Tcheppehing, we called this in those days. Anglicized to chipping. Verbal lumberjacking. I loved it. How much longer before I would be allowed to join in? Be one of the boys at last? ‘What the eye doesn’t see, the heart doesn’t grieve over,’ I thought of contributing. But I didn’t have the balls.
In the meantime my opponent was still taking no more notice of me than if I’d been the plaster whorl I practised against at home; less, because you had to watch a whorl. So when a ball finally did sit up for hitting I hit it, not diagonally in the direction it had come from, making it easy for him to return by reflex, without looking and while still tcheppehing his chinas, and not with a nice high friendly topspin bounce either, but straight down the line and flat — a shot that is all feint and deviance — and faster than the speed of light.
Years later, even after he had lost two fingers from his right hand in an accident in a phone box and had taught himself to play again with his left, right up until the time he lost a further two fingers, this time from his left hand, in an explosion at a retail bedding warehouse, Aishky Mistofsky was still recounting the story of how we’d met. ‘To tell you the emmes, that night I’d gone along to the club for a quiet game of kalooki. I didn’t feel like running around. My nerves were giving me trouble. And I’d just come out of a bath. Yes, I had my bat with me, but that didn’t mean anything. Anyone who knows me will tell you I don’t go anywhere without my bat. Anyway, I get to the card room and no one’s turned up yet, so I think I may as well take a kuk at the table tennis room. How far is it to walk? The usual gang’s there — Sheeny Waxman, Twink Starr, Louis Marks, Gershom Finkel, all nice people. And we’re sitting around, having a knock and a nobbel, when suddenly — and you’ll split your sides at this — in walks this kid carrying a bat as big as the Empire State Building, challenges me to a game and starts shmeissing the ball past me. I’m telling you I’ve never seen a ball hit faster. And this is just the knock-up! I think OK, Chaim Yankel, say your prayers, and I start zetzing the ball myself. Makes no difference. I hit it hard, he hits it back twice as hard. Then he puts a chop on it. Oy! — I see it spinning backwards in the air. And fizzing. Like Superman’s chopped it. That’s it. I put my bat down, look across at Twink Starr, whose mouth has fallen half-way off his face, and I say, “OK, maestro, so you give the teapot lid a knock. What’ll it cost you?” But we both knew a legend had been born.’
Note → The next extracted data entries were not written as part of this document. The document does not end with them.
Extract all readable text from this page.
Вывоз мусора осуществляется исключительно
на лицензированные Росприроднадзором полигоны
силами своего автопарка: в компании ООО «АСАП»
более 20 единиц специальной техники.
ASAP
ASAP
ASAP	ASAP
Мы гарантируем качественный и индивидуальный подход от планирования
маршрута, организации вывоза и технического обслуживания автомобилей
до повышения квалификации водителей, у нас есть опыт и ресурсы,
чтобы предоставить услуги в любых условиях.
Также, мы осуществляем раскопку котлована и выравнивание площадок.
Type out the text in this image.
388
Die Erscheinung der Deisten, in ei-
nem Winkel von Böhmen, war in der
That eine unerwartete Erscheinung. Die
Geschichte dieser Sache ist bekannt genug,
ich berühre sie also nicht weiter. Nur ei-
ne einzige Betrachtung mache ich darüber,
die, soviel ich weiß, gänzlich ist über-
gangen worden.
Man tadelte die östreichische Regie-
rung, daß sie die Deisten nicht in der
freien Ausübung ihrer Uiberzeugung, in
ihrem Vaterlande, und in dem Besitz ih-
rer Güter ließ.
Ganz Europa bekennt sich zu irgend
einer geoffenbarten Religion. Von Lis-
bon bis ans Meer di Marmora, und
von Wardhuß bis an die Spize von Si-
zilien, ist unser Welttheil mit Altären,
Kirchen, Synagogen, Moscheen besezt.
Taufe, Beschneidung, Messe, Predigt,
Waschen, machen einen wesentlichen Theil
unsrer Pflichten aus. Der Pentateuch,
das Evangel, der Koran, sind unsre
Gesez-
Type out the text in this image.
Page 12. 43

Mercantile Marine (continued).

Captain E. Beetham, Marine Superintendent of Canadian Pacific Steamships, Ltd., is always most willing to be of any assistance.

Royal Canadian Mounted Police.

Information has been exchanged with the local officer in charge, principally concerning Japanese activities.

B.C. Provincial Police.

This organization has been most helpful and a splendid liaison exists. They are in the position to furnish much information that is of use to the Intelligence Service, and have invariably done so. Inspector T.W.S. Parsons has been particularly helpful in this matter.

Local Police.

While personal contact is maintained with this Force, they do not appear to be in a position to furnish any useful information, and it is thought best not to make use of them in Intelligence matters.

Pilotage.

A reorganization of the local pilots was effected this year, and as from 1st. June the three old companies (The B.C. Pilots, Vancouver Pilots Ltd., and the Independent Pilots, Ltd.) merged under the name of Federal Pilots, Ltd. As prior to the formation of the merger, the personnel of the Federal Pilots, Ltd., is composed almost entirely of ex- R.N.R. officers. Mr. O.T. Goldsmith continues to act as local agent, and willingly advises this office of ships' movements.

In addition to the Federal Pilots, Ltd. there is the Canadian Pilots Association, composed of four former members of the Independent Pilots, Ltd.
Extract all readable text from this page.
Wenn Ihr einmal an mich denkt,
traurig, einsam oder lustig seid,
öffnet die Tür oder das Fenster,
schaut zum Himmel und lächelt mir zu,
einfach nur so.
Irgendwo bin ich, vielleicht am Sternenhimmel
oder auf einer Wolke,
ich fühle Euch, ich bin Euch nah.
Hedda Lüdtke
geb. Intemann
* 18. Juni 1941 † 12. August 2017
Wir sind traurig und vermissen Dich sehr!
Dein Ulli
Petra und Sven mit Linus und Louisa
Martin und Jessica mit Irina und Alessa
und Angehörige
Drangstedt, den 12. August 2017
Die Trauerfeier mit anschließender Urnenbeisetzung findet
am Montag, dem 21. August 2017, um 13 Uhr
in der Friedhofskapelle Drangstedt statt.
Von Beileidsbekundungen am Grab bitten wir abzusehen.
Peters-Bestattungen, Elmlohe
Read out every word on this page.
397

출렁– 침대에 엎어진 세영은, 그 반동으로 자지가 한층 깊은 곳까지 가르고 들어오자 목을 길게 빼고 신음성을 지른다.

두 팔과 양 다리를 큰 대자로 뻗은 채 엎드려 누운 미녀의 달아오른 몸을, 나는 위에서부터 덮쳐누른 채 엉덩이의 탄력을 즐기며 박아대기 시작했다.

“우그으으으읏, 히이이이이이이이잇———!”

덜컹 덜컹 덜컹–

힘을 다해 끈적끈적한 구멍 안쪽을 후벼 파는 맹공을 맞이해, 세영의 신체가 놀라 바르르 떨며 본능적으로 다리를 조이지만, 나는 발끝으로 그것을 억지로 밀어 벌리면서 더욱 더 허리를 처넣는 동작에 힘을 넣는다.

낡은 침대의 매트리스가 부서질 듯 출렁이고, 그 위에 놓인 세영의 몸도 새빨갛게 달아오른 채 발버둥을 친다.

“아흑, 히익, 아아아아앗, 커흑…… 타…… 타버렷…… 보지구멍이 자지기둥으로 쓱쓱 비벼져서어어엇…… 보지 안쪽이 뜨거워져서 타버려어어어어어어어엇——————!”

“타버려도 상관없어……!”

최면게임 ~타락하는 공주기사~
Sweet of him. Doubly sweet of him, considering the tragedy of his own career. But the reality was more mundane. They woke up to the fact that I could play a bit, that was all that happened. They took an interest in me. All of them except Gershom Finkel who said, ‘He’s got brawn but no timing. He’s a shtarker, nothing else.’
‘Do me a favour, Gershom,’ Aishky said to him. ‘You know as well as I do that you can’t hit a ball that hard unless you know how to time it.’
‘Depends how it comes to you. You were feeding his strengths. You never played him short.’
‘Easier said than done.’
‘I don’t say what I can’t do. I could clean the kid up with my wrong hand.’
(Where am I while all this is going on? I’m standing there like a kuni-lemele, counting the pimples on Twink’s bat, shell-locked, listening to the patter of my perspiration on the club floor.)
‘So do it,’ Aishky dared him. ‘I’d like to see you.’
‘I’m in my coat,’ Gershom said. ‘I’m not taking my coat off.’
‘Keep it on. If you can clean him up with your wrong hand, you can clean him up in your coat.’
‘I don’t have anything to prove,’ Gershom said. ‘And I don’t give free lessons.’ Whereupon he went walkabout again.
‘Ignore him,’ Aishky advised me. ‘He used to be a great player. Now he’s just a mamzer.’
‘What do you mean a great player?’ Twink put in. ‘One of the greatest. The guy was mustard. He played for England twice. And made it to the quarter-finals in Baden the year Bergmann won. It may even have been Bergmann who beat him. That’s how good he was. Louis’ll know. Louis, who beat Gershom in Baden in ‘39?’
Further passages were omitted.